Pero la tonta de mi mujer ya se había dormido. Cerré los ojos, me volví hacia mi lado, intenté dormir también; sin éxito. Por entre la oscuridad, avanzando directamente hacia mí, con el mentón sobresaliente y sus ojos clavados en los míos, se me acercó Félix. Cuando ya estaba casi sobre mí se esfumó, y lo que vi ante mí no fue más que el largo y vacío camino por el que había venido. Hasta que, de nuevo, a lo lejos, apareció una forma, la de un hombre, golpeando con su bastón todos los troncos del camino; siguió aproximándose, cada vez más, con su paso majestuoso, mientras yo trataba de distinguir sus rasgos... Mas, oh asombro, mentón sobresaliente y sus ojos clavados en los míos... Pero se esfumó, como antes, en cuanto llegó junto a mí, o mejor dicho, pareció entrar en mí, y pasar a través de mi cuerpo, como si yo fuese una sombra; y luego no había otra cosa que el camino extendiéndose, largo, expectante, y de nuevo apareció una figura, y de nuevo era él.

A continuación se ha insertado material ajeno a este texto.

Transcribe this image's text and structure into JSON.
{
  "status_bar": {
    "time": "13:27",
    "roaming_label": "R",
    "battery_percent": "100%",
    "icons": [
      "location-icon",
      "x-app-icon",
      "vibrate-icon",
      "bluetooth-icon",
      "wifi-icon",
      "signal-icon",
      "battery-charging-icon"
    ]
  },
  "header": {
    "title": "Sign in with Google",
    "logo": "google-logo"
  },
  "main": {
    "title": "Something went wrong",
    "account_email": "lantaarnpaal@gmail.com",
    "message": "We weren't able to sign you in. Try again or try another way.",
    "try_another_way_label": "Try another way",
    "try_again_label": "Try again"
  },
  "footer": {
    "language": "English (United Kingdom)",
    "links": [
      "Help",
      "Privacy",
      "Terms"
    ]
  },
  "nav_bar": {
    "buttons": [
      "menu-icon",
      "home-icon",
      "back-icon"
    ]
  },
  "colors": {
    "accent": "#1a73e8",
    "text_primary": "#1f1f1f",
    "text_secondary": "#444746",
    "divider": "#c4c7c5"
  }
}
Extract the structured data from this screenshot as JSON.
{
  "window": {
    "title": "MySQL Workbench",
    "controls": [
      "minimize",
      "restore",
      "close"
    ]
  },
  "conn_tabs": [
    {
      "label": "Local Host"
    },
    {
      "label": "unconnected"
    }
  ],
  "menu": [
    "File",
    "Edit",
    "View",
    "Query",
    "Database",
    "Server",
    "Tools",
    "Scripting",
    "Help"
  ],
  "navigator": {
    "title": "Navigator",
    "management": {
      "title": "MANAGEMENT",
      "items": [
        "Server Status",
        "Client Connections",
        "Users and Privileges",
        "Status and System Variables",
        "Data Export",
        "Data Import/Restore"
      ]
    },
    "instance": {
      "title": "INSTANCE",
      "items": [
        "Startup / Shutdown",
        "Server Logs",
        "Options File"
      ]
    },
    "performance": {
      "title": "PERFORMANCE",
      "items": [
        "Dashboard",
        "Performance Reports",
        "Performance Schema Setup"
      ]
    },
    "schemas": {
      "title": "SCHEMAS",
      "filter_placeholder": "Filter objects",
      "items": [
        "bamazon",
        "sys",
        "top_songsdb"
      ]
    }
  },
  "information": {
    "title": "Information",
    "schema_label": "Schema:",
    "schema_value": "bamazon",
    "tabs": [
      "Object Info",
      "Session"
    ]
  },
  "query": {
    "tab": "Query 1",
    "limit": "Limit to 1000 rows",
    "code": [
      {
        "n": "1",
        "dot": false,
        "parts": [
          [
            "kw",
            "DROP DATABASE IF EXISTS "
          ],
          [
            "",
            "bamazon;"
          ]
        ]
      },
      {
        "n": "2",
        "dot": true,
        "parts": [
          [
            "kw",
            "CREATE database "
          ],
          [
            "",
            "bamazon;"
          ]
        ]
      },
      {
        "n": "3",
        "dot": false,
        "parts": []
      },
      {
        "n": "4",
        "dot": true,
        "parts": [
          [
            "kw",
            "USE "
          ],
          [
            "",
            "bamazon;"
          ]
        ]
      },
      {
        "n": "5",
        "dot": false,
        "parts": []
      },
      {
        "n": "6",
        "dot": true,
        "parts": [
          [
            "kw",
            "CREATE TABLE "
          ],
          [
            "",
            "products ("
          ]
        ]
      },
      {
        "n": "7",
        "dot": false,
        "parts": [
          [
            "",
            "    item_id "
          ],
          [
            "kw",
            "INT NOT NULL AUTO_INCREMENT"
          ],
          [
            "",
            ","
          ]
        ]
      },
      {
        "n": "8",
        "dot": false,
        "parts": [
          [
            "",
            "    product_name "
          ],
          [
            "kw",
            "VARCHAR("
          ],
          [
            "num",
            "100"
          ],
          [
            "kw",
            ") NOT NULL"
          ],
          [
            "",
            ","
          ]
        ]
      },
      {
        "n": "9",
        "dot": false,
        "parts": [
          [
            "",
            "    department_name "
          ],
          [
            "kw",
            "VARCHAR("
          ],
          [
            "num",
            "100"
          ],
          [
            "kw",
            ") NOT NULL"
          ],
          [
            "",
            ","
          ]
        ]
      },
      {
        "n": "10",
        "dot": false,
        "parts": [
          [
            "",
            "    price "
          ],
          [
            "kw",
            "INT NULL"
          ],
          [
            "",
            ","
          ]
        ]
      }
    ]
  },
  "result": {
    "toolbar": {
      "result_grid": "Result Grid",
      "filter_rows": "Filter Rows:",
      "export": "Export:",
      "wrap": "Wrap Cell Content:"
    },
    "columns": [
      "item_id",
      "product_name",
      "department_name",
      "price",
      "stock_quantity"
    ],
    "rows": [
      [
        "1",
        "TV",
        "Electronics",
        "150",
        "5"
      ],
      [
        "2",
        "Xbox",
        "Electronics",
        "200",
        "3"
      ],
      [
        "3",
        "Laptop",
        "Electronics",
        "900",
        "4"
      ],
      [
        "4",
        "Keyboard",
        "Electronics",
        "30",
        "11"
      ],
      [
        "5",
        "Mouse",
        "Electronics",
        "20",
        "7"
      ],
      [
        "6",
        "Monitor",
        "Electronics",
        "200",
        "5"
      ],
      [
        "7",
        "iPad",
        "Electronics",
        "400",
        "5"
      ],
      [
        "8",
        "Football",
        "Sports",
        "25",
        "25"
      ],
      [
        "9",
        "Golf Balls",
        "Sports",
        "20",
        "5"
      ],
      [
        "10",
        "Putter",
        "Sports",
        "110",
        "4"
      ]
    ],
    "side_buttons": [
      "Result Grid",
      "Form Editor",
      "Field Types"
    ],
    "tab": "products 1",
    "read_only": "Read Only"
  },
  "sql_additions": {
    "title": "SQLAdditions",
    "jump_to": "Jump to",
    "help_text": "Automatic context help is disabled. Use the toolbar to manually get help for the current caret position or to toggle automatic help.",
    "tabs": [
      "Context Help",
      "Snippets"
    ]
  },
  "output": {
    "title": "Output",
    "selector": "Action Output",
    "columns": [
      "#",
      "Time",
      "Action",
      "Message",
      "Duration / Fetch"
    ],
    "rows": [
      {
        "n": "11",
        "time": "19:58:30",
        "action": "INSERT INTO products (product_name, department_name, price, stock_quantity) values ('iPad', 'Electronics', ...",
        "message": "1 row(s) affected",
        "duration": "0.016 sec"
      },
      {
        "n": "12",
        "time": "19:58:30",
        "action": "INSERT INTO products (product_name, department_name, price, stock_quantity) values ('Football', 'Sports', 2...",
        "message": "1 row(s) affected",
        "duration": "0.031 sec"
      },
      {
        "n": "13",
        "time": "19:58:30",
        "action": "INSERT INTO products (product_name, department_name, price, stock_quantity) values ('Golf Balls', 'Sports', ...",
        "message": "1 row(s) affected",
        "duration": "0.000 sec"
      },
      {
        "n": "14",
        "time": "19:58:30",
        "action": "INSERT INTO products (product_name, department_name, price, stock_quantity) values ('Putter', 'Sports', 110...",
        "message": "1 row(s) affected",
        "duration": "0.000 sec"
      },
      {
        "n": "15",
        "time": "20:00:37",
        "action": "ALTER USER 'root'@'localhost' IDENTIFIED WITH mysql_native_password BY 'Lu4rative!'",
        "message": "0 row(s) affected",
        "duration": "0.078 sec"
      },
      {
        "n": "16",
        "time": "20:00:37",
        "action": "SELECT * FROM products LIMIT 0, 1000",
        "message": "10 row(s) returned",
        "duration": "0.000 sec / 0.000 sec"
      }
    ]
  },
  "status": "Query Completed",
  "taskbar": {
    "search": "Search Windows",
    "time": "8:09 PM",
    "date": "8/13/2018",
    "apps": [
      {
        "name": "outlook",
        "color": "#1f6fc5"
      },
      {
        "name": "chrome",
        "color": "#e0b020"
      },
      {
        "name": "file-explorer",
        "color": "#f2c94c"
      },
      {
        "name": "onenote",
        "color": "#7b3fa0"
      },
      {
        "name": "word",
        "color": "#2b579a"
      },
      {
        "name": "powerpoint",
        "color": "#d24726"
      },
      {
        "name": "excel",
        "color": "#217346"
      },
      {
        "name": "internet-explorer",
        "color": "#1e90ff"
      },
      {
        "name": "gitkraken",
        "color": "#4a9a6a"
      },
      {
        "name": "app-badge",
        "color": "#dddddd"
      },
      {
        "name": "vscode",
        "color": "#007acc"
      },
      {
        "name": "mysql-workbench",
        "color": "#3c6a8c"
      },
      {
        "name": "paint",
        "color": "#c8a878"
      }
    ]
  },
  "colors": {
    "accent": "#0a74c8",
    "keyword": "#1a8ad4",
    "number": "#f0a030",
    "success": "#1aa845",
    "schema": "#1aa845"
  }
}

Me volví del otro lado, y durante un rato todo permaneció oscuro y pacífico, una negrura imperturbable; después, gradualmente, se hizo perceptible un camino: el mismo camino, pero invertido; y apareció de repente ante mi propio rostro, como si saliera de mí, la parte posterior de una cabeza humana, y la bolsa que colgaba a su espalda; esta figura fue empequeñeciéndose lentamente, yéndose, yéndose, en un instante habría desaparecido... pero de repente se detuvo, miró hacia atrás, y volvió sobre sus pasos, de modo que sus rasgos fueron haciéndose cada vez más claros; y era mi propia cara.

Me volví otra vez y me tendí ahora boca arriba, y entonces, como a través de un cristal ahumado, vi sobre mí la extensión barnizada de un cielo azul negruzco, una faja de cielo rodeada por las formas arbóreas del ébano que iban empequeñeciéndose a ambos lados; pero cuando me tendí boca abajo vi correr a mis pies las piedras y el barro de un camino con briznas de heno, una rodera rebosante de agua de lluvia, y, en ese charco arrugado por el viento, el tembloroso travestí de mi cara; que, según pude notar conmocionado, carecía de ojos.

—Siempre dejo los ojos para el final —dijo Ardalion, evidentemente satisfecho de sí mismo.

Sostenía ante él, con el brazo estirado, el retrato al carboncillo que había comenzado a hacerme, y después inclinó la cabeza a un lado primero, luego al otro. Venía con frecuencia, y generalmente nos instalábamos en el balcón. Yo disfrutaba ahora de mucho tiempo libre: se me había ocurrido regalarme unas pequeñas vacaciones.

Lydia estaba también presente, enroscada en un sillón de mimbre, con un libro; una colilla de cigarrillo medio aplastada (mi esposa no las mataba nunca del todo) emitía desde el cenicero, demostrando así su tenaz deseo de agarrarse a la vida, un recto y delgado hilillo de humo: de vez en cuando un débilísimo soplo de viento lo doblaba y oprimía, pero enseguida volvía a recuperarse y ascendía otra vez tan recto y delgado como antes.

—No se le parece en nada —dijo Lydia, sin alzar, no obstante, la mirada del libro.

—Todavía puedo conseguirlo —replicó Ardalion—. Así, podándole esta aleta de la nariz; ya está arreglado. Bastante apagada la luz, esta tarde.